Picture me, Dr. Krog, and my dad sitting on a couch, spaced out on TV while the children rocket around the room. My dad only watches 5 movies, and since neither Gladiator, League of their Own, Lonesome Dove, or Shawshank Redemption was on, it was King Arthur.
dad: Poor Keira Knightley.
me: What do you mean, "poor Keira Knightly"? She's beautiful, thin, talented, rich, and has starred in loads of awesome movies. I have no pity for the girl. (pause) Oh, you mean her bosoms. Because you're a man.

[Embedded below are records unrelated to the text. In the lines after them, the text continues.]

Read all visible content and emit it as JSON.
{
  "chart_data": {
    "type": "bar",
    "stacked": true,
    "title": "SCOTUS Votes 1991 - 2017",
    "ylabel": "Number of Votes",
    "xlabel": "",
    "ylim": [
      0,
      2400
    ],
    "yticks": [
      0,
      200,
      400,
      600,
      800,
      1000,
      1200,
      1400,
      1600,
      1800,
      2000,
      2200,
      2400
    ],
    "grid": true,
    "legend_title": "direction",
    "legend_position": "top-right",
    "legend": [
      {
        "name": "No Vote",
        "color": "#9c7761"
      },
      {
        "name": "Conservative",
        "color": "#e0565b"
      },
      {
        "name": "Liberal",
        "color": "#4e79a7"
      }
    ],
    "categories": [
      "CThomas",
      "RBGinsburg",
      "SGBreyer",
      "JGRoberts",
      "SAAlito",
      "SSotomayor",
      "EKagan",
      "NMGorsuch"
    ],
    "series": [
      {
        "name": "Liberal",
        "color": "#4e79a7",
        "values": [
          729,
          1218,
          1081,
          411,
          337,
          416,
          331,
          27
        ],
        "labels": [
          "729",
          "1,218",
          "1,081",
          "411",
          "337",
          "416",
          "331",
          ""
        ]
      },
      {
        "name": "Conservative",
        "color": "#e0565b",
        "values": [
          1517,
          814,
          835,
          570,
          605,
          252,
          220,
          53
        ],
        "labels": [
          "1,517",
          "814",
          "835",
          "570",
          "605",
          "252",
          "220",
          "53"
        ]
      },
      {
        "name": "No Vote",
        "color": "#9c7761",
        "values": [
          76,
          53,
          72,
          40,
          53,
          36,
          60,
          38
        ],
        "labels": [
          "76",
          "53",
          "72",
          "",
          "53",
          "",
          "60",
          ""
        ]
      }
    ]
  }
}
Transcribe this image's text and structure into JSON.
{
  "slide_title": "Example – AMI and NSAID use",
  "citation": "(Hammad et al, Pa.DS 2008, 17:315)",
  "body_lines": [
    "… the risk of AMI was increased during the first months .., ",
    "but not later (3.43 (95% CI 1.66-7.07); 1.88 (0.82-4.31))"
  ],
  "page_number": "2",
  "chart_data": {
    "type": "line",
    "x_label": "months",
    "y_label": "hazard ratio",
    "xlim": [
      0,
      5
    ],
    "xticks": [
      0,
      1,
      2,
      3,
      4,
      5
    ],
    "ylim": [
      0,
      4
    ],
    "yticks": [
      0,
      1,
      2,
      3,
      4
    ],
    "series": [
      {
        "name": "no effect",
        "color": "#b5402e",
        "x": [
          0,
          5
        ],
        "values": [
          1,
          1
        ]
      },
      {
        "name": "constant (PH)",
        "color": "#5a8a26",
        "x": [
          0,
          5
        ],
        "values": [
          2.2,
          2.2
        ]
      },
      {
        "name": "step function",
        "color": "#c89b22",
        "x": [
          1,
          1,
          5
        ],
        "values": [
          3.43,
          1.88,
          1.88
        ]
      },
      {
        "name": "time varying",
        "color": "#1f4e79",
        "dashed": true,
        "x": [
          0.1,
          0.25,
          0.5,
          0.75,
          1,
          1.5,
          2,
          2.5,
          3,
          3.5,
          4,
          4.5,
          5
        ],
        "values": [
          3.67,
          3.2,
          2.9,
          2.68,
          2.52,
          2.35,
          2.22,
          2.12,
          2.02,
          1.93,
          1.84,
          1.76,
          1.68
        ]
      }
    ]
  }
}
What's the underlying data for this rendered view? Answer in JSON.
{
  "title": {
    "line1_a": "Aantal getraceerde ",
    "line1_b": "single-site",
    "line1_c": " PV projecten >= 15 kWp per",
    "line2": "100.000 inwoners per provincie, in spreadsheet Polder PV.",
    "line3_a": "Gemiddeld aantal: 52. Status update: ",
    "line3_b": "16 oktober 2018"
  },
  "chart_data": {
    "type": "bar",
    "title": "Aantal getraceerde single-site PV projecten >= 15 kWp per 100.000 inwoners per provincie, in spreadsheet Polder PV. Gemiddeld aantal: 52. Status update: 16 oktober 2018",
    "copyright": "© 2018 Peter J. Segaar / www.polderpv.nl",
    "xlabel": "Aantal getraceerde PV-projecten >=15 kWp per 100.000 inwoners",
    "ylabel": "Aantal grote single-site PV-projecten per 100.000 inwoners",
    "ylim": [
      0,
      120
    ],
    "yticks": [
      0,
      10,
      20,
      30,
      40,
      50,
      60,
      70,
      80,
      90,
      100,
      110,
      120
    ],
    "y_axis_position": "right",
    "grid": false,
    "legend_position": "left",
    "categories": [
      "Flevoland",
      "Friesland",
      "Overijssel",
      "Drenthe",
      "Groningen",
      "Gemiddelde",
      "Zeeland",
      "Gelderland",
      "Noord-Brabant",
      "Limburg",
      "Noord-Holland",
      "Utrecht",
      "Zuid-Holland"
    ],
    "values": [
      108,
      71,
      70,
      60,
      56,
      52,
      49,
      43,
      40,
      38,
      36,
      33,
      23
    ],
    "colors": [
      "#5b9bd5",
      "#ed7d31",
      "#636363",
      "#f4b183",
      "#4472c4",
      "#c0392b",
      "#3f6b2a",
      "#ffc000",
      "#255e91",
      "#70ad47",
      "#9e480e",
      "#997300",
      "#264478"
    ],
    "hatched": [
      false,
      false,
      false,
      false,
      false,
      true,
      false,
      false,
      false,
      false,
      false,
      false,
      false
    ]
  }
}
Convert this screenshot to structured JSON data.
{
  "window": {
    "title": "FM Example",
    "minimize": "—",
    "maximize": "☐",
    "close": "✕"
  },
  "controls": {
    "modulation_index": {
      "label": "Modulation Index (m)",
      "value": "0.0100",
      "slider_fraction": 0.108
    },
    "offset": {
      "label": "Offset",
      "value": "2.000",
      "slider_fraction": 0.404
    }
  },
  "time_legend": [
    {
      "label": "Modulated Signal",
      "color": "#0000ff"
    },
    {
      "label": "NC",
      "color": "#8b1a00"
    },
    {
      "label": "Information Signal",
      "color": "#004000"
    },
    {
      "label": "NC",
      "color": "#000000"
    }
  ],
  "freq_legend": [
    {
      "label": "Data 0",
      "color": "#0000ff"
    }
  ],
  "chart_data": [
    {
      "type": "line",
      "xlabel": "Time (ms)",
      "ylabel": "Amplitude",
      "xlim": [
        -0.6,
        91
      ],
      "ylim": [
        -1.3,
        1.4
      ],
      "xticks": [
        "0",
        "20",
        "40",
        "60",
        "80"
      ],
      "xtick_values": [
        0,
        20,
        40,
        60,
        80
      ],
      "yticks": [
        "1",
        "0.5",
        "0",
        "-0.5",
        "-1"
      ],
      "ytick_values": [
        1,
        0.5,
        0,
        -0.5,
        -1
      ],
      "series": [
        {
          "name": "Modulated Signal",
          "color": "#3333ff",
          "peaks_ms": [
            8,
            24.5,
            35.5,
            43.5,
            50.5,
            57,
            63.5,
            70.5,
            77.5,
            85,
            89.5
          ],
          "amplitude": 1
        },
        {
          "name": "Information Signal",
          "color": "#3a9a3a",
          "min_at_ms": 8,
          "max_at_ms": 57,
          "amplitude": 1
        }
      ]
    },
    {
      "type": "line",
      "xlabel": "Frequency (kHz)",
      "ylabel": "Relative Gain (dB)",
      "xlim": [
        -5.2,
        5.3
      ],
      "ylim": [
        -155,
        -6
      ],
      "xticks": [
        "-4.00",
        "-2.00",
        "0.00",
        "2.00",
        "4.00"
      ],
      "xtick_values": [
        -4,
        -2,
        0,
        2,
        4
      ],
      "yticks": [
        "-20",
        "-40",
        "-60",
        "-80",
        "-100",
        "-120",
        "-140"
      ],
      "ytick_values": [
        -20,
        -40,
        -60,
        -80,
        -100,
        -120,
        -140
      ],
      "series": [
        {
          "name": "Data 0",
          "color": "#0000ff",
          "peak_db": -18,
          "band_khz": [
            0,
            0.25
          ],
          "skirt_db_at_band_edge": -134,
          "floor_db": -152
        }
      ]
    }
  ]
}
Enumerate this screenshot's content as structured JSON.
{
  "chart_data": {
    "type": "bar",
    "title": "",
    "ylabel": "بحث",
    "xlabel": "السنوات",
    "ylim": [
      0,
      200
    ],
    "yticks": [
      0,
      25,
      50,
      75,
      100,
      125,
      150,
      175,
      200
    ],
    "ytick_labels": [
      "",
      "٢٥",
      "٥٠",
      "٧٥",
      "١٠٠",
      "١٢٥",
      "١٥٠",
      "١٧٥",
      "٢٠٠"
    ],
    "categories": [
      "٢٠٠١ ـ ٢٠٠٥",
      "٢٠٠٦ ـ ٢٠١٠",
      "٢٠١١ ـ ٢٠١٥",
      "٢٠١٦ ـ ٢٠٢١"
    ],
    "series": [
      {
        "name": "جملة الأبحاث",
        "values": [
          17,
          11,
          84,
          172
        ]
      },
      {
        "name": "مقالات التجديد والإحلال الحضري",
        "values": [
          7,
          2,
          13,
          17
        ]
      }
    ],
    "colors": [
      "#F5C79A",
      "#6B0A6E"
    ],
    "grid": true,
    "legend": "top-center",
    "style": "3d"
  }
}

dad: So, what would happen if she tried to breastfeed?*
me: It would work. It doesn't matter how much is under the hood, so long as there are headlights.
Dr. Krog: But the aftermath...
me: Yeah, it would be like Silly Putty.
dad: (involuntary shiver)
Dr. Krog: At least she has lots of money.
me: And I recently heard she won an award.
me: Yeah, she was elected president of the Itty Bitty Titty Committee.**
Dr. Krog and dad: (snickering like 11 year old boys)
me: (realize I have just said the word "titty" in front of my father and leave the room with a very red face)
It's funny, growing up.
*My father has said the word "breast" one other time in recorded history, at a Chinese Restaurant in 1993. It was the third most embarrassing moment of my life.
**No offense to my A-cup homies. I have a friend with A's so perky that women ask her to lift her shirt at playgroups. And then she does, and everyone is like, ooooooh, aaaaaaah. Like it's freakin' fireworks.